Porque llevo tanto tiempo empujándote a HACER, que cuando te veo tirado en el sofá con la tele puesta sin que le hagas caso, mirando el móvil sin más prisa que la de ir al baño de vez en cuando, me da un vuelco el corazón y digo "ay, no, esto no puede ser, venga hay que organizar algo...", para ipso facto, pensar "¿y por qué no?, ¿acaso no es esto lo que hace cualquier adolescente de 15 años en su primer día de vacaciones?". Es tiempo de dejar el curso natural, sin forzar, sin imponer, sin peleas matutinas... es tiempo de normalizar, de descansar y de ver pasar tu vida desde los márgenes de la maternidad observadora.

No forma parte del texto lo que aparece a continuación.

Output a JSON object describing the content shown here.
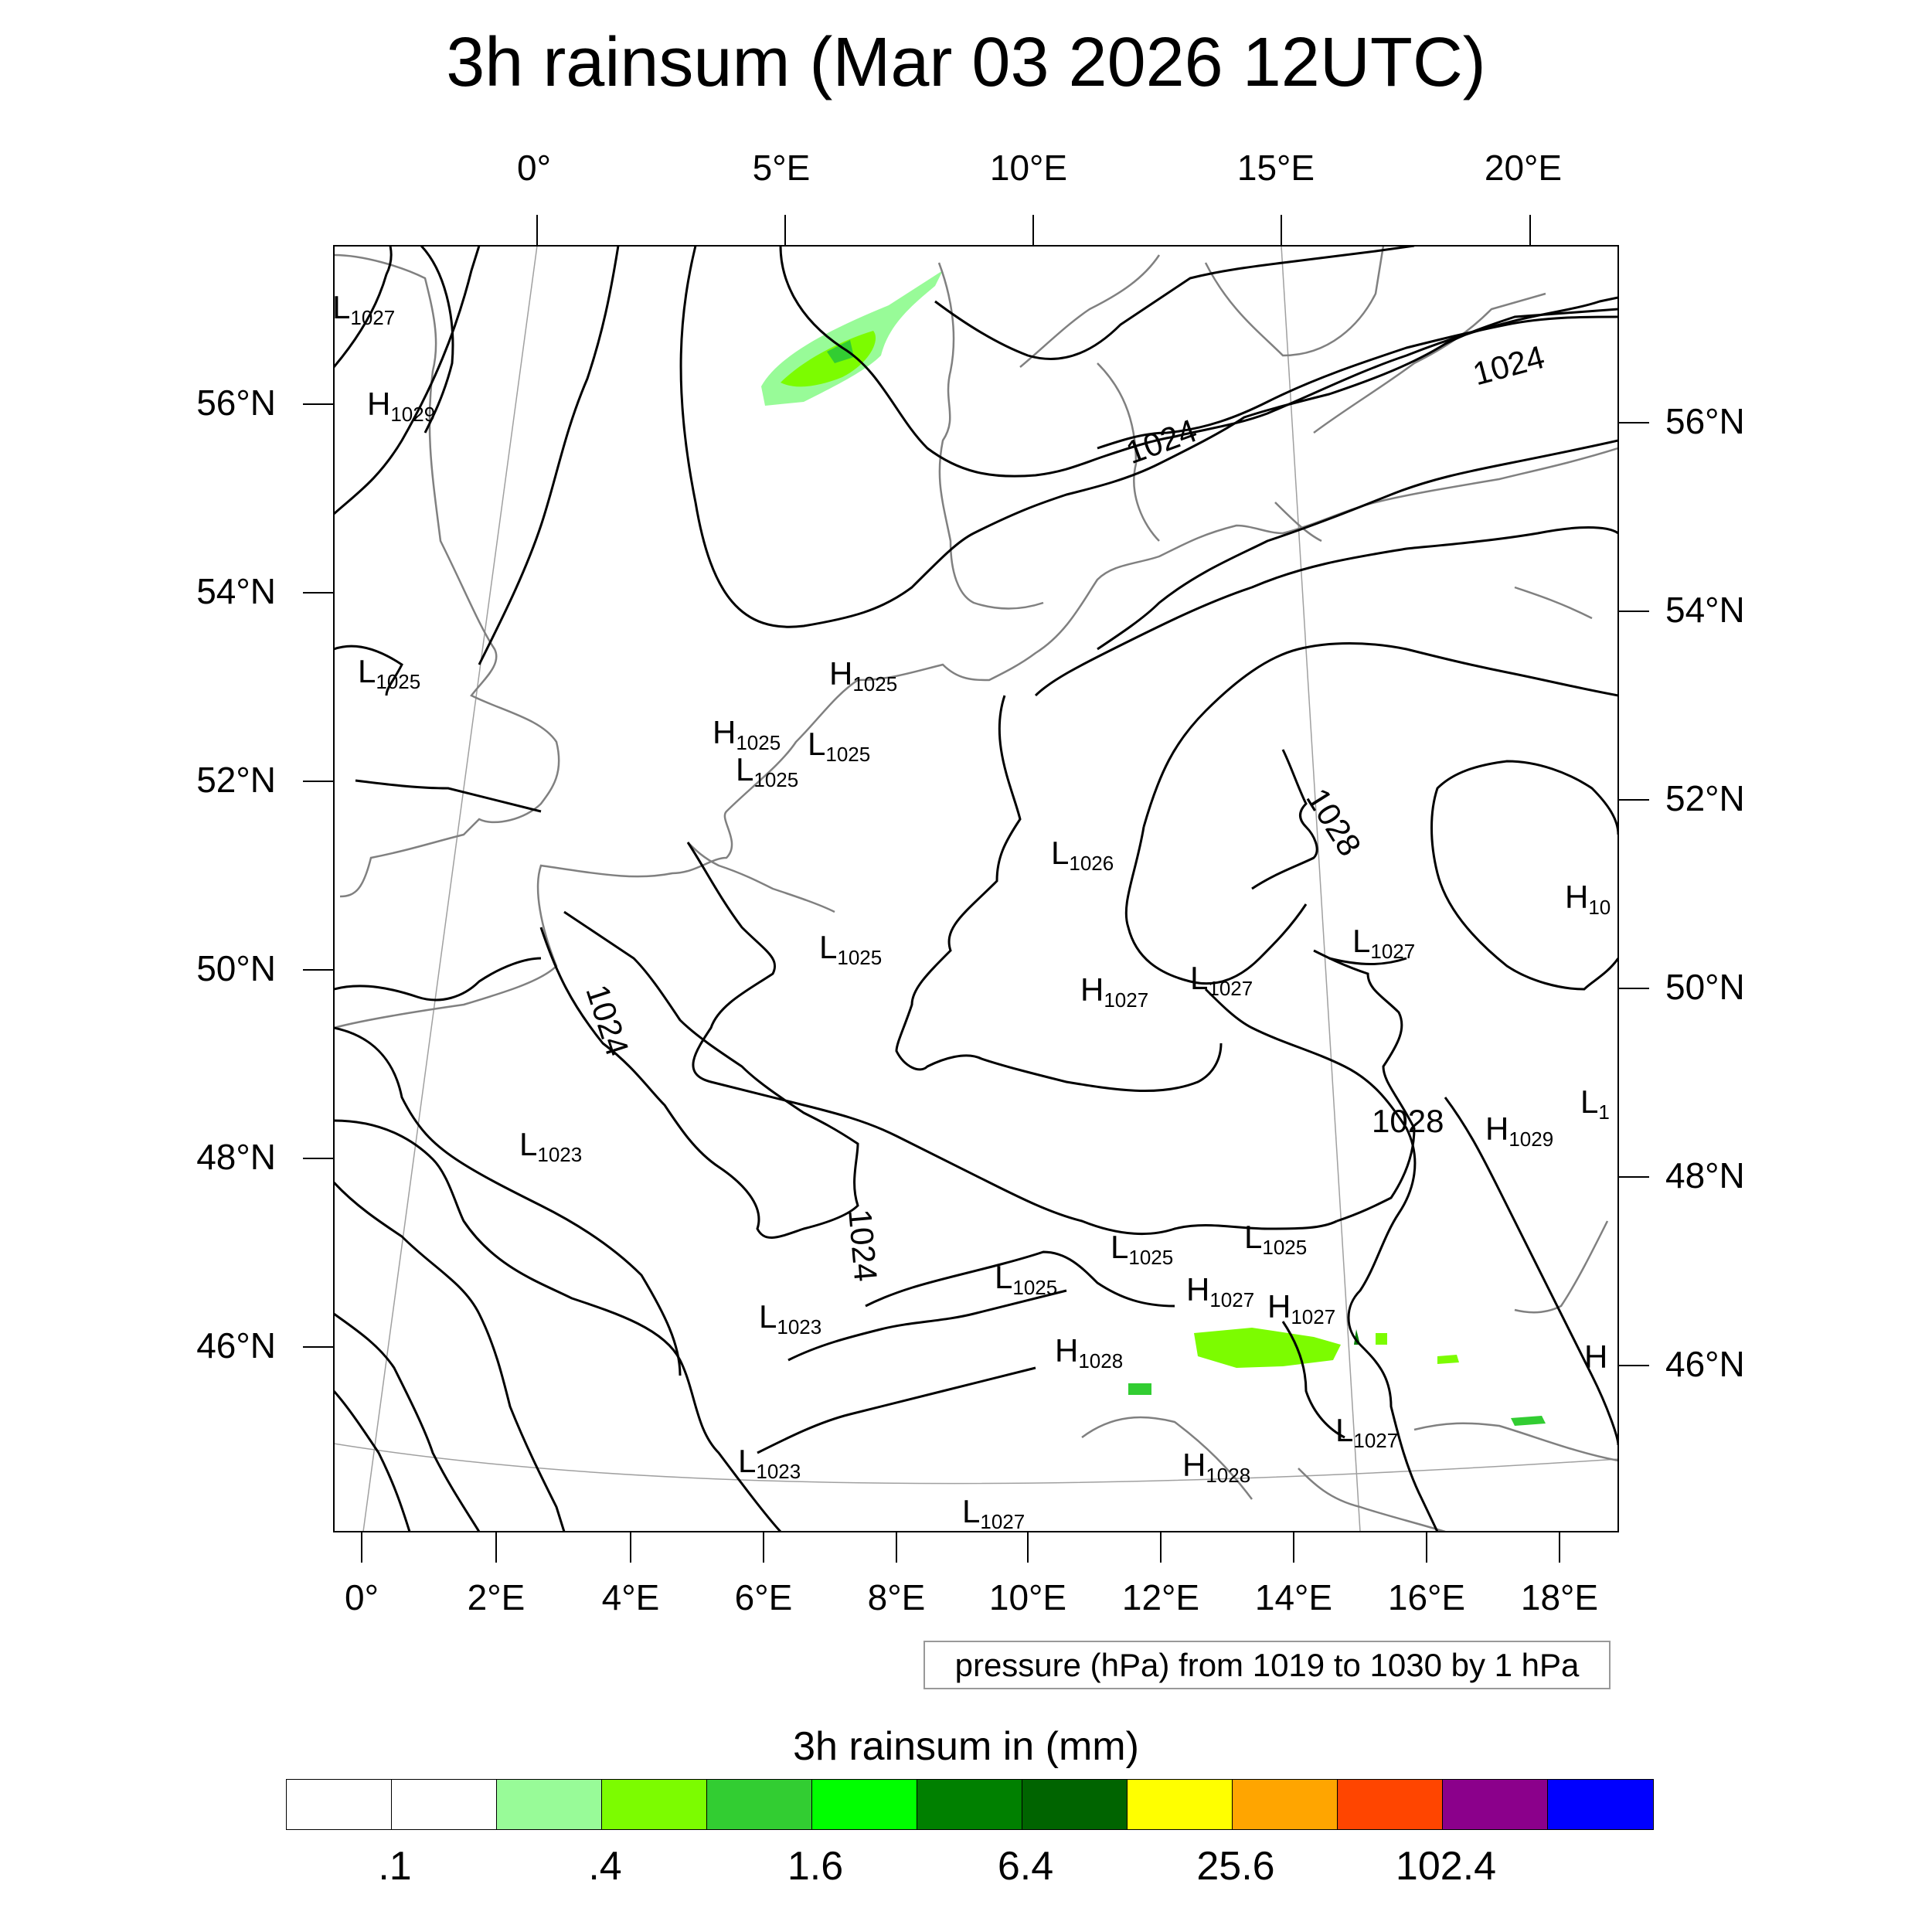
{
  "title": "3h rainsum (Mar 03 2026 12UTC)",
  "map": {
    "top_lon_labels": [
      "0°",
      "5°E",
      "10°E",
      "15°E",
      "20°E"
    ],
    "bottom_lon_labels": [
      "0°",
      "2°E",
      "4°E",
      "6°E",
      "8°E",
      "10°E",
      "12°E",
      "14°E",
      "16°E",
      "18°E"
    ],
    "left_lat_labels": [
      "56°N",
      "54°N",
      "52°N",
      "50°N",
      "48°N",
      "46°N"
    ],
    "right_lat_labels": [
      "56°N",
      "54°N",
      "52°N",
      "50°N",
      "48°N",
      "46°N"
    ],
    "isobar_labels": [
      "1024",
      "1024",
      "1024",
      "1024",
      "1028",
      "1028"
    ],
    "pressure_centers": [
      {
        "type": "L",
        "value": "1027"
      },
      {
        "type": "H",
        "value": "1029"
      },
      {
        "type": "L",
        "value": "1025"
      },
      {
        "type": "H",
        "value": "1025"
      },
      {
        "type": "H",
        "value": "1025"
      },
      {
        "type": "L",
        "value": "1025"
      },
      {
        "type": "L",
        "value": "1025"
      },
      {
        "type": "L",
        "value": "1026"
      },
      {
        "type": "L",
        "value": "1025"
      },
      {
        "type": "H",
        "value": "1027"
      },
      {
        "type": "L",
        "value": "1027"
      },
      {
        "type": "L",
        "value": "1027"
      },
      {
        "type": "H",
        "value": "10"
      },
      {
        "type": "L",
        "value": "1023"
      },
      {
        "type": "H",
        "value": "1029"
      },
      {
        "type": "L",
        "value": "1"
      },
      {
        "type": "L",
        "value": "1025"
      },
      {
        "type": "L",
        "value": "1025"
      },
      {
        "type": "L",
        "value": "1025"
      },
      {
        "type": "H",
        "value": "1027"
      },
      {
        "type": "H",
        "value": "1027"
      },
      {
        "type": "L",
        "value": "1023"
      },
      {
        "type": "H",
        "value": "1028"
      },
      {
        "type": "L",
        "value": "1023"
      },
      {
        "type": "L",
        "value": "1027"
      },
      {
        "type": "H",
        "value": "1028"
      },
      {
        "type": "L",
        "value": "1027"
      },
      {
        "type": "H",
        "value": ""
      }
    ],
    "contour_info": "pressure (hPa) from 1019 to 1030 by 1 hPa",
    "colors": {
      "isobar": "#000000",
      "coastline": "#808080",
      "graticule": "#a0a0a0"
    }
  },
  "colorbar": {
    "title": "3h rainsum in (mm)",
    "colors": [
      "#ffffff",
      "#ffffff",
      "#98fb98",
      "#7cfc00",
      "#32cd32",
      "#00ff00",
      "#008000",
      "#006400",
      "#ffff00",
      "#ffa500",
      "#ff4500",
      "#8b008b",
      "#0000ff"
    ],
    "tick_labels": [
      ".1",
      ".4",
      "1.6",
      "6.4",
      "25.6",
      "102.4"
    ]
  }
}
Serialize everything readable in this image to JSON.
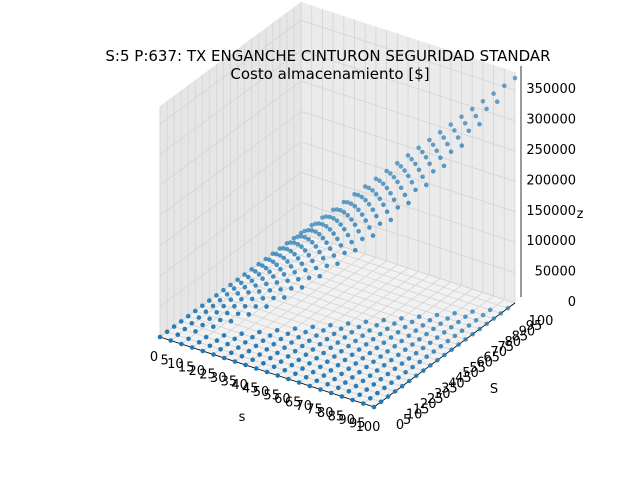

Lo que pasa, querido hijo, es que no sé si voy a saber quitarme la lupa que busca las causas de todo, en esa especie de mirada escrutadora que analiza, sopesa y ejecuta, anticipando unas veces certera y otras no tanto, las posibilidades de que acabemos a cara de perro. Llevo tanto tiempo en "firmes" que no sé pasar al "descansen" y, sin embargo, voy a hacerlo. Son mis deberes de verano: dejarnos fluir.
Nos lo merecemos.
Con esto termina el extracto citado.